Youth Involvement in Prostitution: A Literature Review and Annotated Bibliography
Appendix A: Annotated Bibliography (continued)
Yates, G., MacKenzie, R., Pennbridge, J., & Swofford, A. (1991). A risk profile comparison of homeless youth involved in prostitution and homeless youth not involved. Journal of Adolescent, 12, 545-548.
This study compares visits of 467 non-prostitute youths to a runaway/homeless outpatient clinic with 153 youth involved in prostitution who attended the same clinic. The data was collected over a 12-month period. Using information from “adolescent risk profile” interviews, the authors note that homeless prostitutes are involved in more high-risk/health compromising behaviour such as drug abuse, suicide and depression. HIV-related risks associated with prostitution include multiple drug abuse, “gay or bisexual male involvement,” and numerous sexual partners. A large number of youth prostitutes reported a history of sexual abuse, “suggesting the need for intervention by the child protective service system.”
Zigman, M. (1999). Under the law: Teen prostitution in Kensington. Critique of Anthropology, 19 (2), 193-201.

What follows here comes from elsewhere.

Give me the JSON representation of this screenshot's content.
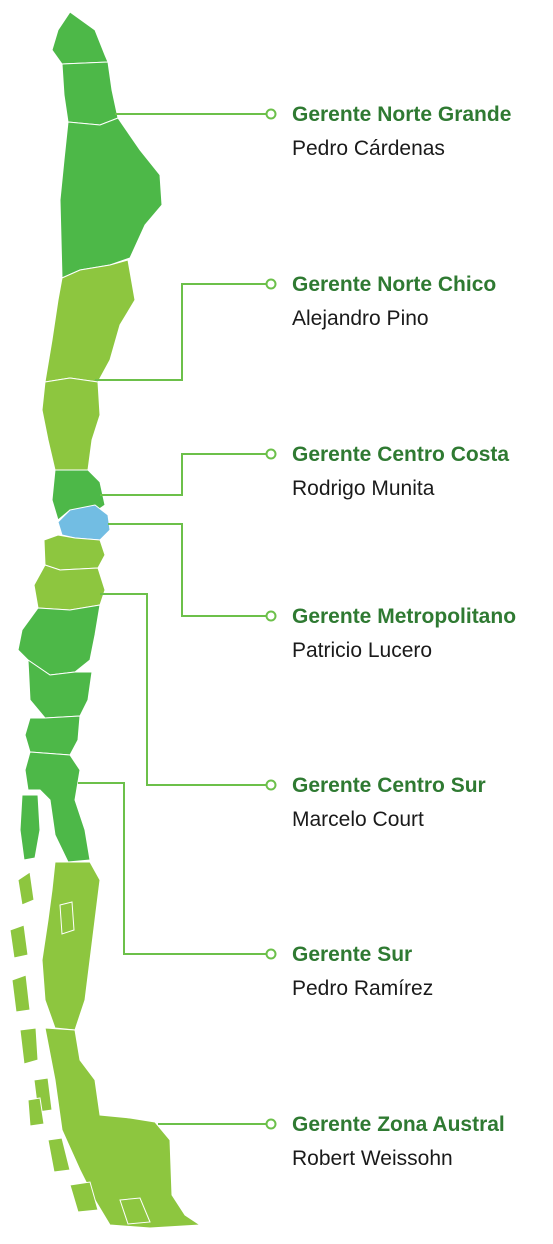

Traditional explanations of the antecedents of youth involvement in prostitution focus on drug abuse, sexual abuse and the “dysfunctionality of the nuclear home.” According to Zigman, these “monocausal explanations fail to take into consideration the myriad of reasons why young women enter into prostitution as well as the complexity behind their actions.”
The current capitalist system makes prostitution a viable source of income for some youth. For instance, because youth are excluded from the workforce – usually via child labour laws – they turn to forms of marginal work as a means of subsistence (including prostitution). “The regulation of children’s labour, in addition to a weakened household economy, functions in such a way that if forces children into marginal work, and the streets become a viable alternative to the home.”
The author argues that confronting youth prostitution is conditional upon our willingness to address an economic system that has allowed prostitution to be a viable source of income for some youths. The author also argues that most of the literature on the causes of youth prostitution ignore the demand aspect of the trade – “poverty and social problems do not explain such a large demand factor.”